『上海航路の時代―大正・昭和初期の長崎と上海』

読書感想文

『上海航路の時代―大正・昭和初期の長崎と上海』は、戦前の優雅な船旅を当時の資料で紹介しているレトロな船旅の本です。

「下駄履きでいける外国」だった上海

昭和初期、飛行機もあるにはありましたが、まだ一般的ではなかったため、海外旅行といえば船の旅でした。

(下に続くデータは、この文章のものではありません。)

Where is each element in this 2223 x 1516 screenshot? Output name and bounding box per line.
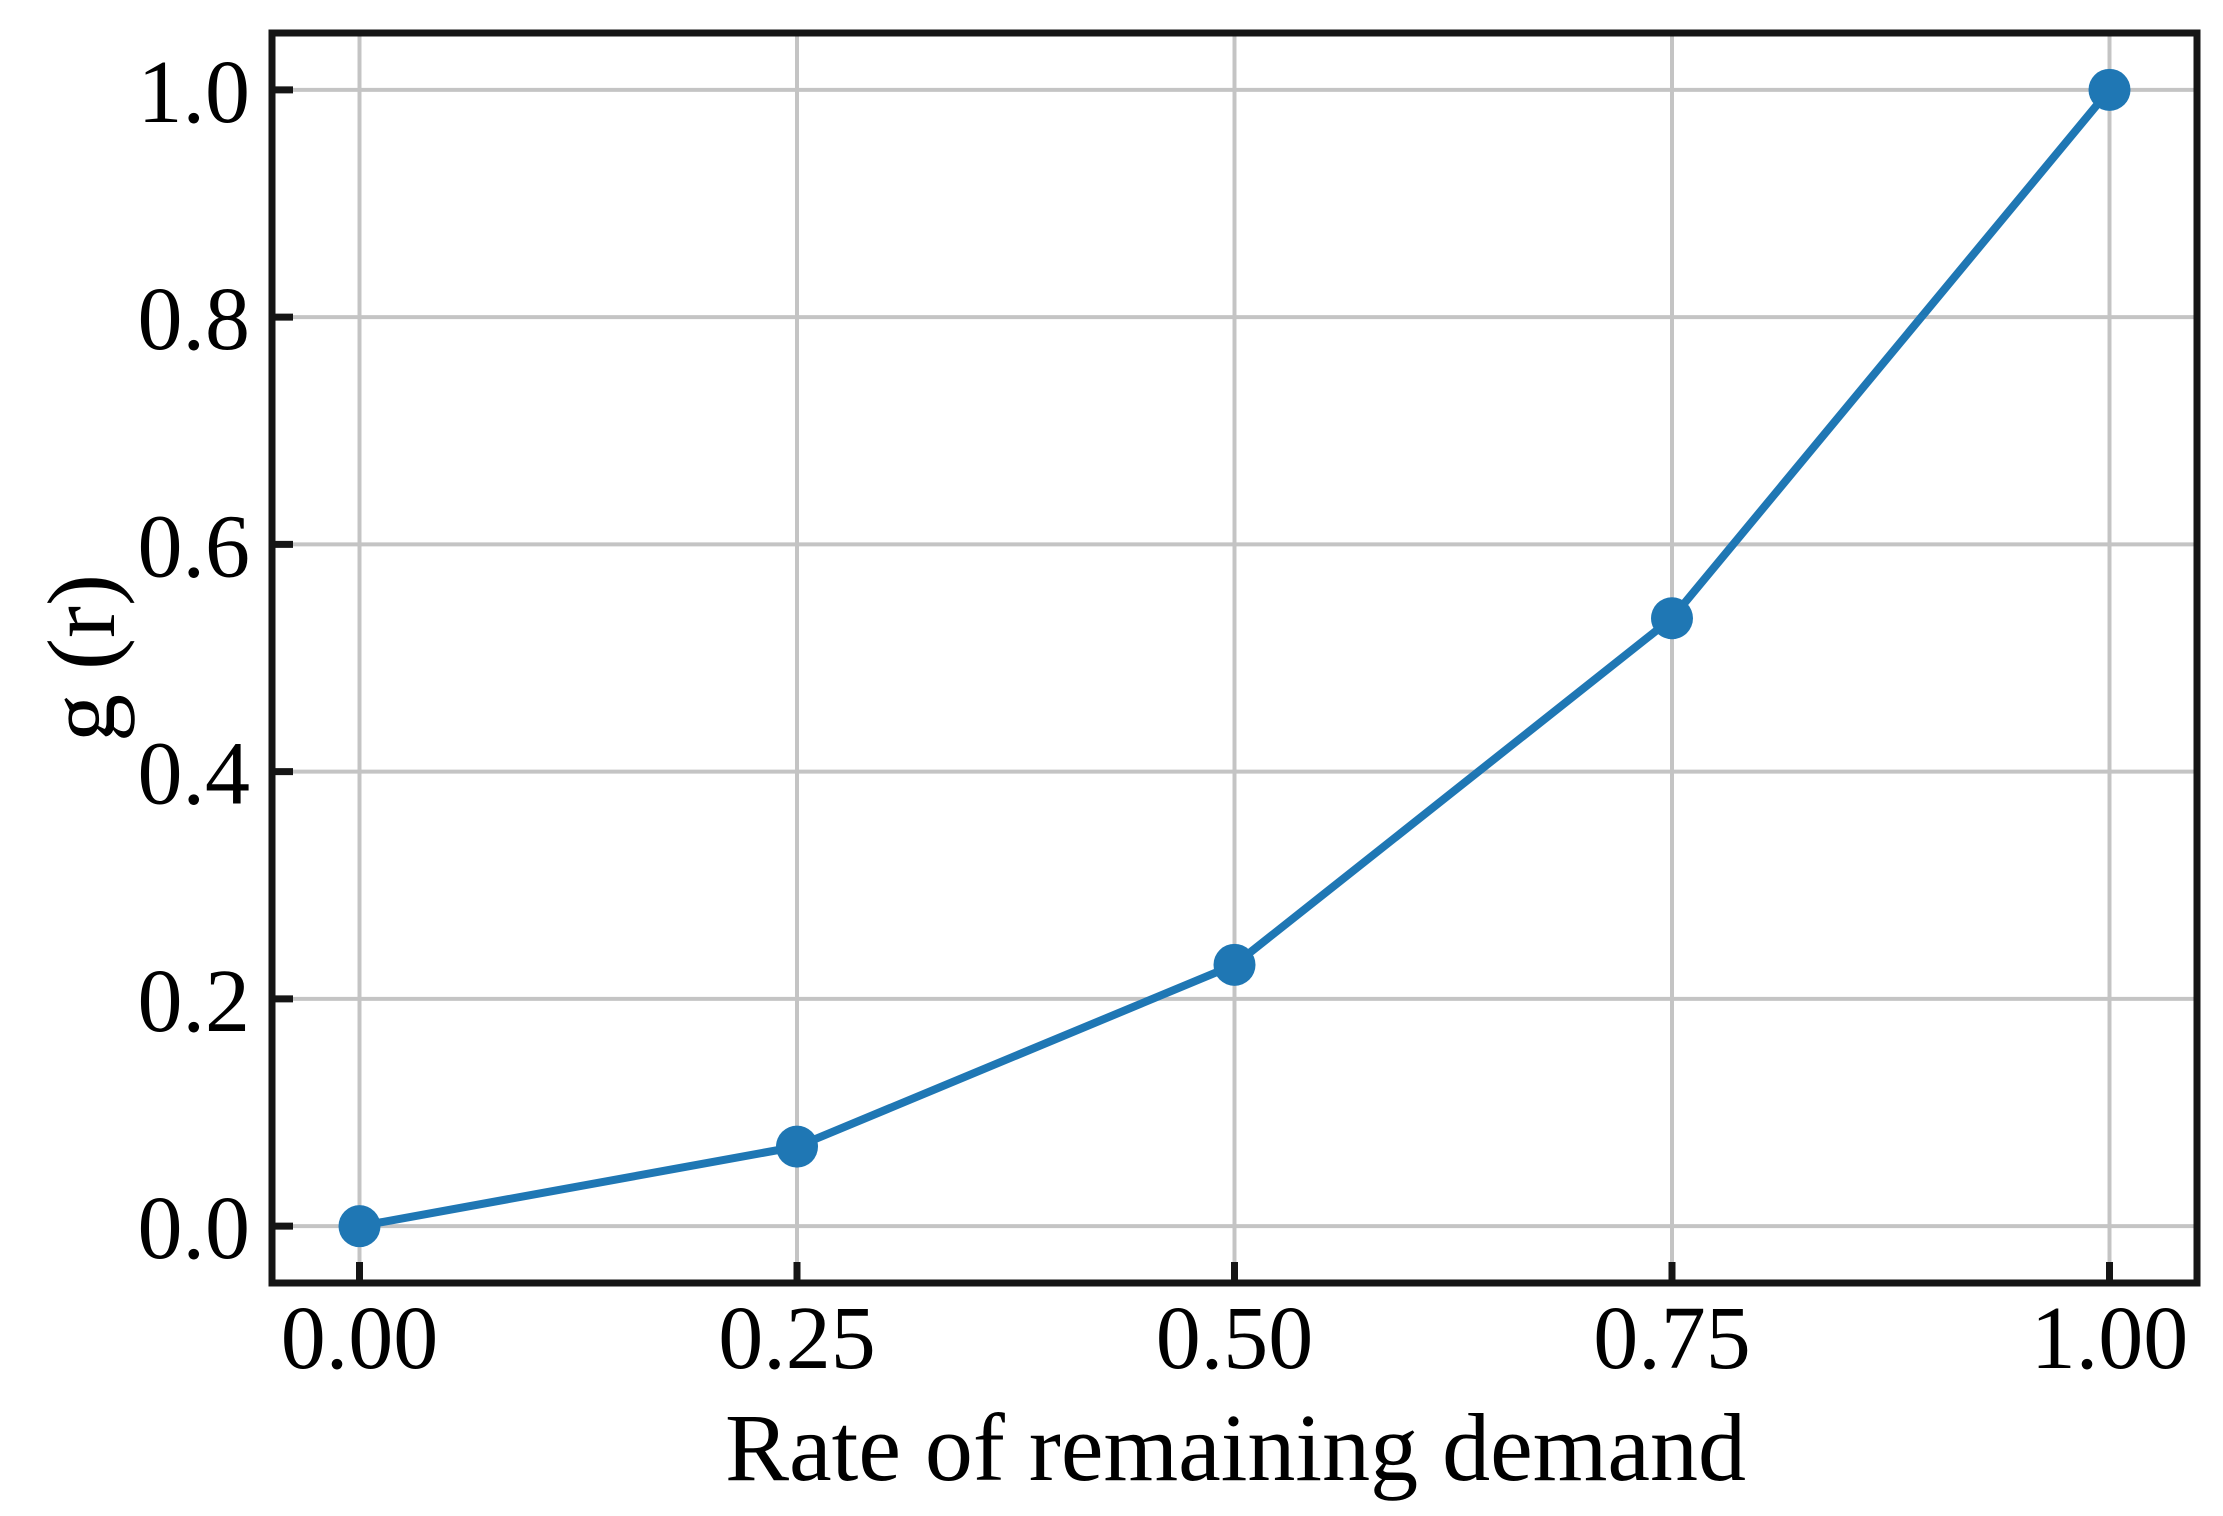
y-tick-label: 0.0: [138, 1179, 251, 1278]
plot-border: [268, 29, 2201, 1287]
y-axis-label: g (r): [28, 574, 135, 742]
data-point: [1213, 943, 1256, 986]
x-tick-label: 1.00: [2031, 1289, 2189, 1388]
x-axis-label: Rate of remaining demand: [725, 1394, 1746, 1501]
y-tick-label: 0.8: [138, 270, 251, 369]
x-tick-label: 0.00: [281, 1289, 439, 1388]
y-tick-label: 0.4: [138, 725, 251, 824]
data-point: [1651, 597, 1693, 640]
data-point: [338, 1205, 381, 1248]
data-point: [2088, 68, 2131, 111]
y-tick-label: 0.2: [138, 952, 251, 1051]
x-tick-label: 0.50: [1156, 1289, 1314, 1388]
x-tick-label: 0.25: [718, 1289, 876, 1388]
data-point: [776, 1125, 818, 1168]
y-tick-label: 0.6: [138, 497, 251, 596]
y-tick-label: 1.0: [138, 43, 251, 142]
x-tick-label: 0.75: [1593, 1289, 1751, 1388]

そんな中で上海は、船で行ける一番身近な外国として人気があったようです。

芥川龍之介や詩人の金子光晴も上海に長期滞在して、名紀行文を残しています。

戦前の優雅な上海航路

長崎ー上海間を渡った日華連絡船の長崎丸・上海丸には食堂・喫煙室・カフェー・社交室などあらゆる設備が充実し、人々はゆったりと船の旅を楽しむことができました。

昭和3年の上海航路のフルコースでは、伊勢海老・ヒレ牛肉のステーキ、七面鳥など、豪華メニューが並んでいます。

また、上海から長崎への外国人観光客のために用意された雲仙の英語パンフレットや、今も残る長崎の老舗店の広告、上海の着色絵はがき、姑娘(くーにゃん)が微笑む総天然色の老上海広告…。

レトロデザイン好きの欲しいものが、この1冊に凝縮されています。